雁字搦めを解くもの

かきつばた

とある男の再奮起

 パソコンの前で固まり続けることはや一時間。あれこれ考えたものの、結局、画面上には何の進展もない。


「……そろそろ寝る準備すっか」


 時刻を確認して、独りポツンと呟く。


 そのままブラウザを閉じでもいいが、なんとなく、癖で執筆画面の閉じるボタンを押した。こうすれば、上書き保存を忘れずにすむからだ。

 ……まあ、ここ数日に関してその心配は無用なものだが。


 ネット小説を書き始めたのはここ一か月ほどのこと。仕事にも余裕が出てきて、思い切って書いてみたら意外と続けられた。


 マイページに戻ってきてため息をつく。最終更新日はもう五日前だ。

 完全に滞り中。余裕があったはずなのに、最近また仕事が忙しくなってなかなか時間が……。


 そして、一度止まるとなかなかまた再開するのが難しい。書き方がわからなくなるというか、展開がしっくりこないというか。

 毎日書くのが意外と大事だと、よくよく思い知るのだった。


 幸い、明日は休みの日。時間の問題は解決するだろう。だが、それで小説の続きが出来上がるかといえば……。

 結局は、これはただの趣味なのだ。誰かのための物語ではなく、自分が書きたいから書いている。

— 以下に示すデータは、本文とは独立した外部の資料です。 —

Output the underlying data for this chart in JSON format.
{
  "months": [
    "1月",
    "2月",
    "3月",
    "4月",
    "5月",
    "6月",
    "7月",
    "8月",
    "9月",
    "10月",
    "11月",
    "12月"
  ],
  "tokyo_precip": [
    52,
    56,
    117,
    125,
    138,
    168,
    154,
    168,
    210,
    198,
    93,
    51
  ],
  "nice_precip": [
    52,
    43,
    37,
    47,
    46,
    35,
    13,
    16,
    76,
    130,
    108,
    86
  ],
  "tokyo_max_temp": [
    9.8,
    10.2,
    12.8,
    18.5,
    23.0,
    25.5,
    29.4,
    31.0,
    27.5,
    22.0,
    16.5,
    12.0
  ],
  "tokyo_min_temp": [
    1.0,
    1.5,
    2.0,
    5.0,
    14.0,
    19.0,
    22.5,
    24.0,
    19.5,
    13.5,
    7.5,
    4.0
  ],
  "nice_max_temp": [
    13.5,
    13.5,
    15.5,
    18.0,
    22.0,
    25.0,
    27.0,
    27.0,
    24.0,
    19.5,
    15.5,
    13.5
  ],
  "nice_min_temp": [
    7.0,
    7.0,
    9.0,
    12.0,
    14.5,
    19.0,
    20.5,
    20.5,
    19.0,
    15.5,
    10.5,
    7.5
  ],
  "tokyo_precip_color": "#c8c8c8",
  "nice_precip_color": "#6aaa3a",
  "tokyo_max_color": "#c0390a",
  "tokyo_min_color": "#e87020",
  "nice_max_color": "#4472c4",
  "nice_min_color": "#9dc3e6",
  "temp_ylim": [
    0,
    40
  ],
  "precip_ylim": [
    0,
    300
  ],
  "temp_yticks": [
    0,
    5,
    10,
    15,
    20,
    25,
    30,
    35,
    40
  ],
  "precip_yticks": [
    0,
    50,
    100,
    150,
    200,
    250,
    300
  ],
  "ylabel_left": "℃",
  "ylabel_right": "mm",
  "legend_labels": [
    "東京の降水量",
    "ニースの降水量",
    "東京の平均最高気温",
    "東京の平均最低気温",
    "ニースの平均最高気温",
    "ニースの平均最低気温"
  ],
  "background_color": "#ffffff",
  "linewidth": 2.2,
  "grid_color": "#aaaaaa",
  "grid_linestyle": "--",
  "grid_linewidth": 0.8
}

 実際、読者の反応は全くないし、PVだって全然伸びてない。……気にしていないけど、無意識のうちに気を重たくしているのかもしれない。


 今度こそブラウザを閉じようとしたら、誤って投稿サイトのトップページに飛んでしまった。


 正直な話、ずいぶんと久しぶりにこのページを見た気がする。本格的に書き始めてからマイページについこもりがちだった。


 新着小説の欄に、魅力的なタイトルがズラリと並んでいる。もっと見るボタンを押すと、それこそ無数のように小説が出てきた。


 すごく当たり前な話だけど、小説を書いているのは俺だけじゃない。こっちが手を止めている間も、誰かが新作を投稿したり既存作を更新したりする。

 それがわかるのが投稿サイト。個々の素性はわからないまでも、このサイトを利用しているという点ではある意味では仲間と言えるかもしれない。


 その無数の仲間たちもまた、いろいろな事情を抱えているはず。でもこうして、今日も今日とて活動しているわけだ。

 その姿に、ちょっと意欲が湧く。みんな頑張ってるんだから俺も――そんな前向きな気持ちと、少しばかりの闘争心。自分も面白いものを書くんだ、と。


 気持ちの昂ぶりに身を任せていると、スマホの着信音が聞こえてきた。

 なんだろうと思いつつ確認してみると、メールの通知が入っていた。この投稿サイトからのもの。


『読者からのコメントが届きました』


 そんな趣旨の文面を見て、一気に胸が騒めき立つ。ここは自分の部屋なのに、ひどく落ち着かない気分になる。

 読者の反応なんて、他人のものだと思っていた。PVは0じゃないが、読者の存在をしっかり認識できたことはない。


 逸る気持ちを抑えつつ、今度はパソコン上でコメントを確認してみる。


『面白くてここまで一気読みしてしまいました! 更新、楽しみに待ってます!』


 どんなことが書かれているんだろう。かなりの覚悟を決めていたが、それは杞憂に終わった。


 両手をキーボードにおいて、ぐっと唾を飲み込む。激しい心音を感じながら、俺はしばらくモニターを見つめていた。


 面白い――その言葉が、ただひたすらに嬉しかった。

 完全に趣味で書いているもの。だから、自分好み。毎回、出来にはそれなりには満足していた。


 でも、それを一度も疑わなかった、というのは嘘になる。その疑念を無視して、ある時まで進んできた。

 更新が止まったのは、その積み重ねの影響もあった。認めたくはなかった。自己満足で書いているんだから、他者からの評価なんていらない。そんなものは、ただの強がりだ。


 だって、俺は投稿サイトで小説を書いて公開しているんだから。

 そこには、必ずほかの誰かが存在している。読者と仲間――その存在の大きさに、改めて気づかされることになるなんて。


 書こう。


 無性に何かを書きたくなった。

 今この瞬間も誰かが作品を書いている。

 そして、少なくとも一人、続きを待っている人がいる。


 別に少しくらい寝るのが遅くなったっていいじゃないか。明日は休日。そして、予定はたった今決まった。

 

 気が付けば、俺は書きかけの最新話のページをクリックしていた。そして、本当にしばらくぶりに文字を打ち込む。